Keep the bedding fresh and dry this should be done daily every milking, remove any manure and re-bed and fill the cow stalls. In addition to the new bedding, clean the shed on a daily basis. “The old twice a day chore is gone”

 If you milk cows three times a day. While they are being milked, clean the shed and alley’s. All the manure should be removed from around the corners, edges and around water troughs if you see manure remove it! don’t walk past. It’s just not the case of sitting on a tractor and moving the manure into the lagoon, or taking scrappers for granted.

The cubicles in which the cows rest should all be hand-raked. All manure has to be removed and the bedding levelled out to keep the area comfortable and clean,

So why do you do this? Importantly, it is better for their health. If your cow’s feet are covered in manure, she lies down when she gets up she rubs her feet on her teats and covers them in pathogens.

 Cows need to have a dry and clean environment to protect them from illnesses like mastitis, a painful inflammation. To try to help them avoid mastitis you have to work very hard to make sure our cows have the cleanest environment possible.

Take a look at your cows and ask yourself are my cows as clean as they can be?

Antimicrobial drugs

An undesired consequence of the use of antimicrobial drugs in cattle is the presence of drug residues  in the milk of lactating animals. In lactating dairy cattle, this translates into production losses due to withholding of nonsaleable waste milk containing drug residues. To avoid discarding this valuable product while reducing feed costs, many dairies feed waste milk to preweaned calves.
Regardless of the financial advantages of feeding waste milk to calves, an important question is whether this practice can affect the calves’ health and result in unnecessary selection of antibiotic resistant bacteria that could reduce successful outcomes when treating infections with antibiotics.

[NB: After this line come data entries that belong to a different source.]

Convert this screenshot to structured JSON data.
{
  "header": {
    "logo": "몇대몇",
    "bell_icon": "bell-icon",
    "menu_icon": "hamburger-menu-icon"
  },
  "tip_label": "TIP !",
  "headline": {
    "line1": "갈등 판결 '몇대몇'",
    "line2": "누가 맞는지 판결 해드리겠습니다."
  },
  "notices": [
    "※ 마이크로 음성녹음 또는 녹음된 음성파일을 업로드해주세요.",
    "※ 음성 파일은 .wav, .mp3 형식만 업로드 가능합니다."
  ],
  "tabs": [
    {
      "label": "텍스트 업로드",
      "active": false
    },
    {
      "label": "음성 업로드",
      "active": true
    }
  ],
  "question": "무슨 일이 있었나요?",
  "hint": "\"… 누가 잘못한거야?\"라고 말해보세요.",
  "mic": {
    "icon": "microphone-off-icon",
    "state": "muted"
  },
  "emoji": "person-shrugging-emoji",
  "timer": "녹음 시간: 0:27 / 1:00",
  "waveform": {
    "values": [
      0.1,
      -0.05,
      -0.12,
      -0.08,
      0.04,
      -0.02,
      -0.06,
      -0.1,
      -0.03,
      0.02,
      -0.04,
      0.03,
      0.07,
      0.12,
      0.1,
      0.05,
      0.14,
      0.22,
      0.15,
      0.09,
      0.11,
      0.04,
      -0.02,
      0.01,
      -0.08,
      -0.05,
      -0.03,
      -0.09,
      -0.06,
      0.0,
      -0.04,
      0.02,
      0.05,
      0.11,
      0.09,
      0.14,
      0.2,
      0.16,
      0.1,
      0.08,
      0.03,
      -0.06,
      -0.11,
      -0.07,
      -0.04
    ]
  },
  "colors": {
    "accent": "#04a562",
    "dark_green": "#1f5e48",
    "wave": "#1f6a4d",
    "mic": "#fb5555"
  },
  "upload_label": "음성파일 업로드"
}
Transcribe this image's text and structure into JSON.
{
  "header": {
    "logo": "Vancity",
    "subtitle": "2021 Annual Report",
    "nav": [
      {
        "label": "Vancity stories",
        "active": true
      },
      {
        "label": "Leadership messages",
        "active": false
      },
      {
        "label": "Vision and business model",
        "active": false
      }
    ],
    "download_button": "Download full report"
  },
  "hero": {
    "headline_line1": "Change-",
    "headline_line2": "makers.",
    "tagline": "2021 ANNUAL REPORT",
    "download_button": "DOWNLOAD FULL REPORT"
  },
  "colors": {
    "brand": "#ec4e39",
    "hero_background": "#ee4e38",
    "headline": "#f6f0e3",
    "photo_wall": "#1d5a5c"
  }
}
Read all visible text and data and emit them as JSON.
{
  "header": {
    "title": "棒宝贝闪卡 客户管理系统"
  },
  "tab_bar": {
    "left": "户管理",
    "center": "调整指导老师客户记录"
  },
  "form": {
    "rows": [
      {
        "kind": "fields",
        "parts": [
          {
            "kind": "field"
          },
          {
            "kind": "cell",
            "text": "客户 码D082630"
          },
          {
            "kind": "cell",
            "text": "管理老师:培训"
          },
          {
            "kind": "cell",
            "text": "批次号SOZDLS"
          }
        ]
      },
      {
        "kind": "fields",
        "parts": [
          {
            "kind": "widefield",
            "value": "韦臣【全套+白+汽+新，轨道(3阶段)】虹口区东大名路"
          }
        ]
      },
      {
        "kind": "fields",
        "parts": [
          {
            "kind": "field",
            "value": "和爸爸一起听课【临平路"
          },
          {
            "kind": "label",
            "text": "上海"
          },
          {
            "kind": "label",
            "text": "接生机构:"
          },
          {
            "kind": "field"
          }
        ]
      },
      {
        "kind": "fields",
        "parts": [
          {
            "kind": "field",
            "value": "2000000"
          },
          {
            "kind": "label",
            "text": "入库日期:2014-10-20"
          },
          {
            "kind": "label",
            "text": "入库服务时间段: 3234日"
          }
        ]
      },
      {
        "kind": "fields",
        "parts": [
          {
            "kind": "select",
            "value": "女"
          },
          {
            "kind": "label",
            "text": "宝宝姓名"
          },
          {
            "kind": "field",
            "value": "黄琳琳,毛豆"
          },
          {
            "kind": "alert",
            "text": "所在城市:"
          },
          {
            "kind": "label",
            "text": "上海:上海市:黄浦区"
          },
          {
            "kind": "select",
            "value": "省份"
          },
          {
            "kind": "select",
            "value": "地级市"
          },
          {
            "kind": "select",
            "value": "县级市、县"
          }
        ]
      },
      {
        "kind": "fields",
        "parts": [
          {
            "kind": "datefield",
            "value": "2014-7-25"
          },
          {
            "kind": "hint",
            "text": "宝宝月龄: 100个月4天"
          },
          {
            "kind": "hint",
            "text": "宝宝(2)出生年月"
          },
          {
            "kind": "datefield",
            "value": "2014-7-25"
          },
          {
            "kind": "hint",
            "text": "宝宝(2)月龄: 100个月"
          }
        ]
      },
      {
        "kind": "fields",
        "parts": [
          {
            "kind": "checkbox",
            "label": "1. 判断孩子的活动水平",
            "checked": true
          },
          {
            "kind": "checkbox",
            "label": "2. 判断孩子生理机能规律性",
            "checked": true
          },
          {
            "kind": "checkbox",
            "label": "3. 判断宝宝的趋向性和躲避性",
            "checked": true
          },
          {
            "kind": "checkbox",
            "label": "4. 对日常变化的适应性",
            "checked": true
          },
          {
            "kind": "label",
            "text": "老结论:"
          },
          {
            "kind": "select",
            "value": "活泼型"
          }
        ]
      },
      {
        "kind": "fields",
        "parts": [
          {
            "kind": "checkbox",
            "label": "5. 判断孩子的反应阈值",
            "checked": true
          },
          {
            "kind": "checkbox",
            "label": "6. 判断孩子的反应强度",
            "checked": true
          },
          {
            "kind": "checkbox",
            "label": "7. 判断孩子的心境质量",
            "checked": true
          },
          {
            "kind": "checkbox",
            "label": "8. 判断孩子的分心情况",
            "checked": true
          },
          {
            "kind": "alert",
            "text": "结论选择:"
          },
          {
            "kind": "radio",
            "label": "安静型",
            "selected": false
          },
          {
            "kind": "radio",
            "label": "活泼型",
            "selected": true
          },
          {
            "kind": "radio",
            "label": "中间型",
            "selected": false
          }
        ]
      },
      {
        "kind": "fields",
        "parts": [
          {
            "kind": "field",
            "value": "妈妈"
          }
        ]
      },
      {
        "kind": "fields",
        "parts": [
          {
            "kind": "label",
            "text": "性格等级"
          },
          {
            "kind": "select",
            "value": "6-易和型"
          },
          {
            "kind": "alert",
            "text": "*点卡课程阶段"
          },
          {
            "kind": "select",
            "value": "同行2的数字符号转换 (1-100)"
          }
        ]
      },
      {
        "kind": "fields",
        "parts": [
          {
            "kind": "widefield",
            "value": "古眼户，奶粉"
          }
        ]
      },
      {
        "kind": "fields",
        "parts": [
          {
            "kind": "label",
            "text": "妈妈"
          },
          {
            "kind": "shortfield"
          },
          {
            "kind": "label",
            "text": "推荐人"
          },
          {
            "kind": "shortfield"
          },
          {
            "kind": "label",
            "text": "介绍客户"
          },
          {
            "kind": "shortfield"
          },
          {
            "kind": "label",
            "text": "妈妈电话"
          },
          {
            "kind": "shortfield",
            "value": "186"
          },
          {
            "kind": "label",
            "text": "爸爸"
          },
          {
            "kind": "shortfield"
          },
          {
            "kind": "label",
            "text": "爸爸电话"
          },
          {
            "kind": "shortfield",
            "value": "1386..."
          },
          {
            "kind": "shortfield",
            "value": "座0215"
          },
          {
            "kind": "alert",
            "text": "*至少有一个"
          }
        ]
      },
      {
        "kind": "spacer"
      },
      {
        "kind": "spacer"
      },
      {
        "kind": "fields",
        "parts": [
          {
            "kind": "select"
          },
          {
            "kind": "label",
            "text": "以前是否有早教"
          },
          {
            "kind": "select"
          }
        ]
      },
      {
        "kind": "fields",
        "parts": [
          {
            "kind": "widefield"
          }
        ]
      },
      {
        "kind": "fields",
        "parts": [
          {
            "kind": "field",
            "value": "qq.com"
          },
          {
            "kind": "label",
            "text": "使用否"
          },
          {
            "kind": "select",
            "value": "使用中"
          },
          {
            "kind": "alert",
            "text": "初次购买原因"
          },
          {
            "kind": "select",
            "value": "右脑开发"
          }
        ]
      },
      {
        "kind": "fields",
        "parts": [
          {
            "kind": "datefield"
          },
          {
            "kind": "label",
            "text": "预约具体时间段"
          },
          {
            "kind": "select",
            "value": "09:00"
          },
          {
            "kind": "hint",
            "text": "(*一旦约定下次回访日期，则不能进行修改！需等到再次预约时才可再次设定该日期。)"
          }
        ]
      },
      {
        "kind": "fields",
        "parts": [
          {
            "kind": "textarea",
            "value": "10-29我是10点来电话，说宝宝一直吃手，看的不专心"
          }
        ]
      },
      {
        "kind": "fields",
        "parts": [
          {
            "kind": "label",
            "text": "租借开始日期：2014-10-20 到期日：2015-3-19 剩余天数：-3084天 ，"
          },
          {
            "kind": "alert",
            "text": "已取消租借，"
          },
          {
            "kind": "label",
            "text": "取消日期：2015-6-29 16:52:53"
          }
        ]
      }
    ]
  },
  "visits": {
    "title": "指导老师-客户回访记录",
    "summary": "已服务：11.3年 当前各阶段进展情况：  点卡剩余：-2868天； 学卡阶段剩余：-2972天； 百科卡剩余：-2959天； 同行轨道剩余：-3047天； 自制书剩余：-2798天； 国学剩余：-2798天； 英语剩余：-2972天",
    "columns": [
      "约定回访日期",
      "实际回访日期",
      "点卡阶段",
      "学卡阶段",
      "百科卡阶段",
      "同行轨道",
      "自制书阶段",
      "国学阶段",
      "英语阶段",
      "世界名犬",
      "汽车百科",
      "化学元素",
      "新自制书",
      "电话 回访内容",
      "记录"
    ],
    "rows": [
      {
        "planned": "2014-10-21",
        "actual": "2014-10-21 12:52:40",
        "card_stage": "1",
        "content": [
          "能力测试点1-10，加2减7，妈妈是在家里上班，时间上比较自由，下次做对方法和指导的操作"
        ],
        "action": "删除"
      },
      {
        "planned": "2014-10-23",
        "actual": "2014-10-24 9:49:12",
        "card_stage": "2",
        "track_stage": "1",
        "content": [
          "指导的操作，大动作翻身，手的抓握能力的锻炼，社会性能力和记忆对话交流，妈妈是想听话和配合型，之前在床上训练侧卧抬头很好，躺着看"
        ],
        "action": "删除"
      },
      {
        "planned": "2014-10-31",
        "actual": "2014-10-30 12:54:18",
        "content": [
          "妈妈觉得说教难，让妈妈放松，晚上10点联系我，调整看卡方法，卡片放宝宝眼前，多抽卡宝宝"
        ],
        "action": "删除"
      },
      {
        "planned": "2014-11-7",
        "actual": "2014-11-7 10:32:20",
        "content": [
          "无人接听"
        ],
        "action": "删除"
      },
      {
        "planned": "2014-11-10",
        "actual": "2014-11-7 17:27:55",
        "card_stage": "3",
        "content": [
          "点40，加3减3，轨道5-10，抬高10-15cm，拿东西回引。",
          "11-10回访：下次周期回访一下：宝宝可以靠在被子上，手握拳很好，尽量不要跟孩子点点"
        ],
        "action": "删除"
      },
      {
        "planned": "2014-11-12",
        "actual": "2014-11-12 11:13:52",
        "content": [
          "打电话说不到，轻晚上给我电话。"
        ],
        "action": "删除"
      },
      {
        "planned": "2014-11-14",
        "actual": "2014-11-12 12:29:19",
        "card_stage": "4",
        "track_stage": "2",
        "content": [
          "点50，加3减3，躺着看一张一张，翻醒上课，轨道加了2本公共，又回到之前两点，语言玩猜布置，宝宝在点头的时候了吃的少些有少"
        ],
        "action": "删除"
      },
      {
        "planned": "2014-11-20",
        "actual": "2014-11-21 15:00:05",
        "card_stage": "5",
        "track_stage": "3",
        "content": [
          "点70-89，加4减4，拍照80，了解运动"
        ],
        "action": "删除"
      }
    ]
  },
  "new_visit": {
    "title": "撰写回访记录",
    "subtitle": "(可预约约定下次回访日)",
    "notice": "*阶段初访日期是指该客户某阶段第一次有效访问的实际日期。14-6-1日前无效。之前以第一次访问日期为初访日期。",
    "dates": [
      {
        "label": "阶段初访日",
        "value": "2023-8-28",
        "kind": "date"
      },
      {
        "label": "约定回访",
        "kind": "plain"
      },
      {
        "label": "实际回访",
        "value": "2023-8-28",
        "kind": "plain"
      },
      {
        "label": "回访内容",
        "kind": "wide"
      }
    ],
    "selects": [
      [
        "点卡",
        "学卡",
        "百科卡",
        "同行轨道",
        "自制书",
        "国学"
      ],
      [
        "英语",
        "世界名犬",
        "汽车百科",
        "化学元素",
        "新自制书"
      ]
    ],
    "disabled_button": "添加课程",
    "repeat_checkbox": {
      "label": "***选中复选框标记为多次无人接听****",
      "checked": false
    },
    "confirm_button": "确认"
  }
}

Cephapirin is  a drug that can be found in drugs used commercially for treatment of cows with mastitis . Mastitis treatment is the most common use of antibiotics on dairy farms; therefore it is not surprising that most drug residues in waste milk are probably a consequence of treating cows with mastitis. This finding highlights even further the importance of management efforts to reduce the cases of mastitis in the herd,

Cows with chronic mastitis problems

Cows with chronic mastitis problems act as a reservoir of infection for the rest of the herd, they cost you money in treatment costs and lost milk production, and they spend more time in the hospital shed requiring time-consuming care – increasing your time. Cows that should be considered for culling include:

  • Cows with persistently high SCCs.
  • Cows that do not respond to treatment and continue to flare-up repeatedly with clinical mastitis.
    Cows with infections that persist in spite of dry cow treatment.
    Cows with mycoplasma mastitis. Of course, other factors must be considered before culling (type of infection, milk yield, replacement options, etc.) but, many times removing a few highly problematic cows will yield big dividends on your SCC report and will be well worth the loss in the long run. Culling should never be considered a substitute for solving the underlying problem with high SCCs or increased cases of clinical mastitis on your dairy. Culling is just one component to a comprehensive mastitis control plan.